Question

我有两个CSV文件第一个，当被视为列表时，看起来像这样：

('Rubus idaeus', '10.0', '56.0')
('Neckera crispa', '9.8785', '56.803')
('Dicranum polysetum', '9.1919', '56.0456')
('Sphagnum subnitens', '9.1826', '56.6367')
('Taxus baccata', '9.61778', '55.68833')
('Sphagnum papillosum', '9.1879', '56.0442')

列是'Species'，'Longitude'和'Latitude'。它们是在现场进行的观察。
另一个文件也是CSV文件。测试类似于真实的东西。它看起来像这样：

{'y': '58.1', 'x': '22.1', 'temp': '14'}
{'y': '58.2', 'x': '22.2', 'temp': '10'}
{'y': '58.3', 'x': '22.3', 'temp': '1'}
{'y': '58.4', 'x': '22.4', 'temp': '12'}
{'y': '58.5', 'x': '22.5', 'temp': '1'}
{'y': '58.6', 'x': '22.6', 'temp': '6'}
{'y': '58.7', 'x': '22.7', 'temp': '0'}
{'y': '58.8', 'x': '22.8', 'temp': '13'}
{'y': '58.9', 'x': '22.9', 'temp': '7'}

这两个文件确实很长。

我有观察结果，现在我想在包含气候数据的文件中找到最接近的较低数字，然后将该行附加到另一个，因此输出变为：

('Dicranum polysetum', '9.1919', '56.0456', 'y': '9.1', 'x': '56.0', 'temp': '7')

我尝试使用DictReader迭代CSV文件来创建嵌套循环，但它非常快速地嵌套。
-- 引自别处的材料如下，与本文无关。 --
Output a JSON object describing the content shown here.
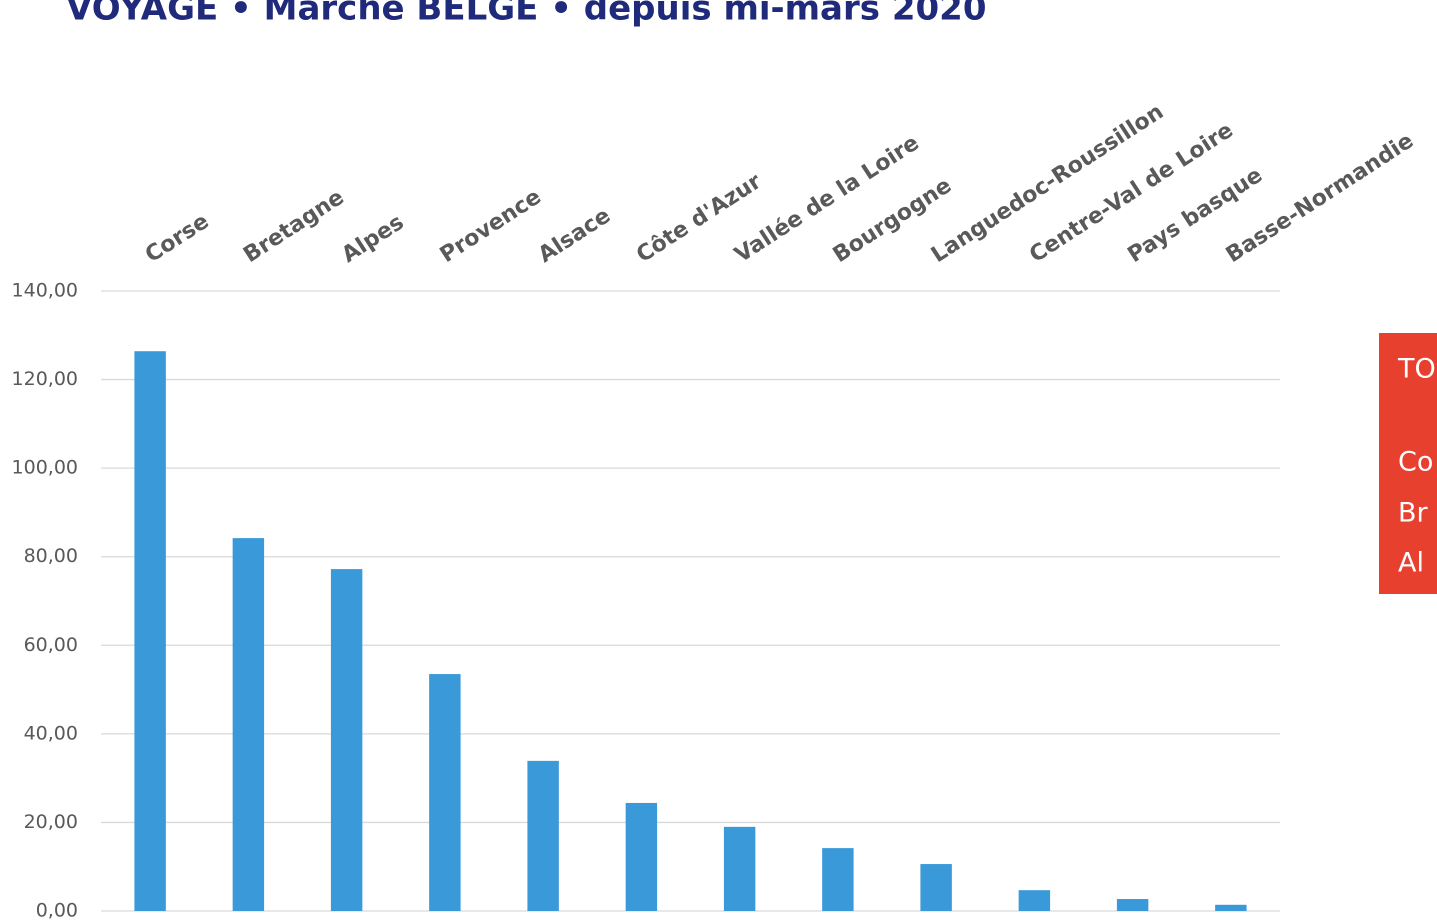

并且需要大量的循环才能完成整个过程有人知道方法吗？

我目前的代码很差，但我尝试了几种方式循环，我希望我的整个方法存在根本性的错误。

import csv
fil = csv.DictReader(open("TestData.csv"), delimiter=';')
navn = "nyDK_OVER_50M.csv"
occu = csv.DictReader(open(navn), delimiter='\t')

for row in fil:
    print 'x=',row['x']
    for line in occu:
        print round(float(line['decimalLongitude']),1)
        if round(float(line['decimalLongitude']),1) == row['x']:
            print 'You did it, found one dam match'

这是我的两个文件的链接，因此如果您知道可以推动我前进的事情，您不必编制任何数据。

https://www.dropbox.com/s/lmstnkq8jl71vcc/nyDK_OVER_50M.csv?dl=0 https://www.dropbox.com/s/v22j61vi9b43j78/TestData.csv?dl=0

祝你好运，的Mathias

Answer 1

因为您说没有缺少温度数据点，所以解决问题要容易得多：

import csv

# temperatures
fil = csv.DictReader(open("TestData.csv"), delimiter=';')
# species
navn = "nyDK_OVER_50M.csv"
occu = csv.DictReader(open(navn), delimiter='\t')

d = {}
for row in fil:
    x = '{:.1f}'.format(float(row['x']))
    y = '{:.1f}'.format(float(row['y']))
    try:
        d[x][y] = row['temp']
    except KeyError:
        d[x] = {y:row['temp']}

for line in occu:
    x = '{:.1f}'.format(round(float(line['decimalLongitude']),1))
    y = '{:.1f}'.format(round(float(line['decimalLatitude']),1))
    temp = d[x][y]
    line['temp'] = temp
    line['x'] = x
    line['y'] = y
    print(line)

Answer 2

这是一个解决方案，它使用numpy计算每个数据项与x,y点的欧几里德距离，并使用最小的x,y数据元组中的数据连接项目距离它。

import numpy
import operator

# read the data into numpy arrays
testdata = numpy.genfromtxt('TestData.csv', delimiter=';', names=True)
nyDK     = numpy.genfromtxt('nyDK_OVER_50M.csv', names=True, delimiter='\t',\
                            dtype=[('species','|S64'),\
                                   ('decimalLongitude','float32'),\
                                   ('decimalLatitude','float32')])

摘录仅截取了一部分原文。